1.)First year - don't even try smaller annuals. Go with potatoes and sweet potatoes. Using a pitchfork, plunge it into the woodchips - pry it back and slip a potato in between the ground and the woodchips. The sweet potatoes did especially well.
2.) Bush beans. Just plant them an inch deep into the woodchips. For me, they grew right down through all the wood chips and we had a great harvest.
3.) Big vigorous plants like squash and watermelon.
This brings up another thing in Will Bonsall's book that I never see elsewhere--the difference between old-world and new-world crops. Or actually, between crops from places with the plow and those fromplaces with the digging stick and hoe.
The agriculture of the new world and parts of Africa was swidden cultivation, (used to be called slash and burn). It took place in newly-cleared forest clearings (And even in the places that were not forested, it was on small patches barely cultivated with a digging stick or hoe.) Fire or girdling the trees was used to provide a growing space, and the crops were growing on fungal-dominated forest soils with plenty of duff and twigs and/or wood ash. Soils tended twoard a more acidic ph. After a few years, it was allowed to go back to forest and a new patch was cleared, so there was always a forest soil with tree roots, or a perennial prairie soil with grass roots--not a cropland soil with primarily annuals.

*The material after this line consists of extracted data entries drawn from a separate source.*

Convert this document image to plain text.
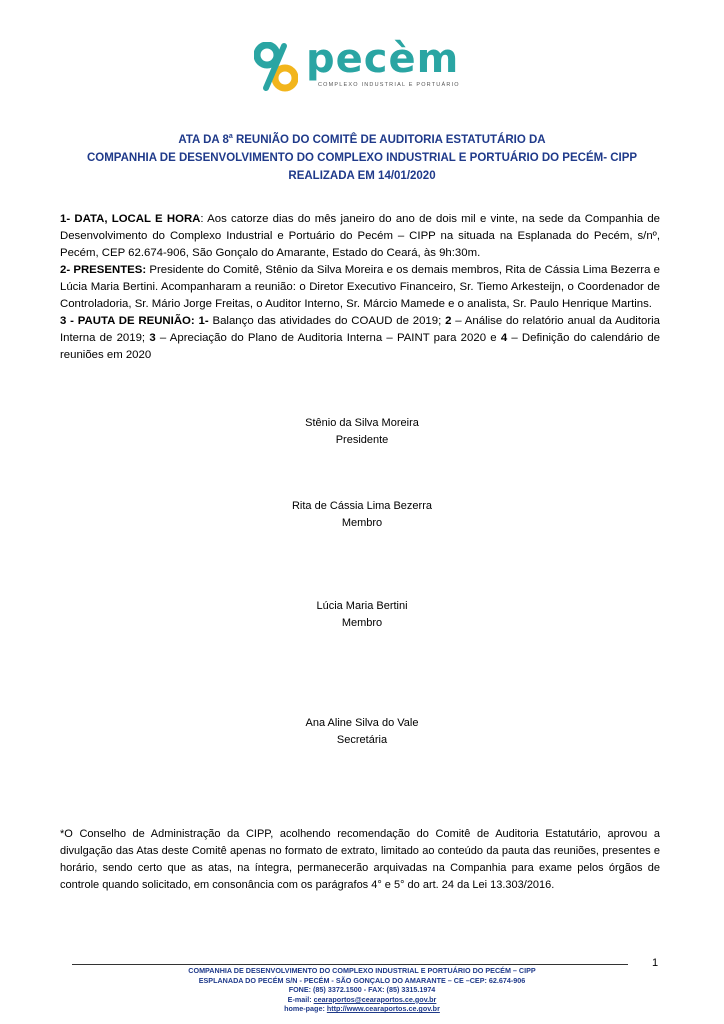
pecèm
COMPLEXO INDUSTRIAL E PORTUÁRIO
ATA DA 8$^a$ REUNIÃO DO COMITÊ DE AUDITORIA ESTATUTÁRIO DA
COMPANHIA DE DESENVOLVIMENTO DO COMPLEXO INDUSTRIAL E PORTUÁRIO DO PECÉM- CIPP
REALIZADA EM 14/01/2020

1- DATA, LOCAL E HORA: Aos catorze dias do mês janeiro do ano de dois mil e vinte, na sede da Companhia de Desenvolvimento do Complexo Industrial e Portuário do Pecém – CIPP na situada na Esplanada do Pecém, s/nº, Pecém, CEP 62.674-906, São Gonçalo do Amarante, Estado do Ceará, às 9h:30m.

2- PRESENTES: Presidente do Comitê, Stênio da Silva Moreira e os demais membros, Rita de Cássia Lima Bezerra e Lúcia Maria Bertini. Acompanharam a reunião: o Diretor Executivo Financeiro, Sr. Tiemo Arkesteijn, o Coordenador de Controladoria, Sr. Mário Jorge Freitas, o Auditor Interno, Sr. Márcio Mamede e o analista, Sr. Paulo Henrique Martins.

3 - PAUTA DE REUNIÃO: 1- Balanço das atividades do COAUD de 2019; 2 – Análise do relatório anual da Auditoria Interna de 2019; 3 – Apreciação do Plano de Auditoria Interna – PAINT para 2020 e 4 – Definição do calendário de reuniões em 2020

Stênio da Silva Moreira
Presidente
Rita de Cássia Lima Bezerra
Membro
Lúcia Maria Bertini
Membro
Ana Aline Silva do Vale
Secretária
*O Conselho de Administração da CIPP, acolhendo recomendação do Comitê de Auditoria Estatutário, aprovou a divulgação das Atas deste Comitê apenas no formato de extrato, limitado ao conteúdo da pauta das reuniões, presentes e horário, sendo certo que as atas, na íntegra, permanecerão arquivadas na Companhia para exame pelos órgãos de controle quando solicitado, em consonância com os parágrafos 4° e 5° do art. 24 da Lei 13.303/2016.
1
COMPANHIA DE DESENVOLVIMENTO DO COMPLEXO INDUSTRIAL E PORTUÁRIO DO PECÉM – CIPP
ESPLANADA DO PECÉM S/N - PECÉM - SÃO GONÇALO DO AMARANTE – CE –CEP: 62.674-906
FONE: (85) 3372.1500 - FAX: (85) 3315.1974
E-mail: cearaportos@cearaportos.ce.gov.br
home-page: http://www.cearaportos.ce.gov.br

The agriculture of the old world took place in permanent croplands clear-cultivated to a fine tilth with the plow. These received yearly applications of compost/animal manure/ lime and other amendments. Soils tended toward more neutral ph. Crops such as peas and cabbage were the staples. They evolved from maritime beach and riparian plants, which even in nature grow in disturbed soil are then replaced by more aggressive perennials.
So, Bonsall makes the point that on a new homestead, new world crops have an advantage: they have evolved for those fungally-dominated, barely-cultivated, wood-rich soils and will feel right at home. As indeed I experienced on my homestead in Alaska, where I started out new patches of garden by clearing as best I could and planting potatoes, sometimes under nothing but a pile of seaweed.
Mulching with wood chips recreates the swidden garden--fungally-dominated, rich in the breakdown products from wood, and with lots of surface litter.
I wish this distinction had been widely articulated years ago, because it is the rock that many garden methods crash on. They want to have a single method, when plants--in Nature and under our nurture as well--are adapted to different niches.
So the practical application is that tomatoes, squash, beans, and potatoes are happy to live in a bit of soil and a lot of duff, chips, tree roots, half-digested compost, etc. Cabbage, peas, spinach, carrots, lettuce maybe not. They might be happier in later seasons when more decomposition has taken place. Or with the ground cleared of woodchips around them.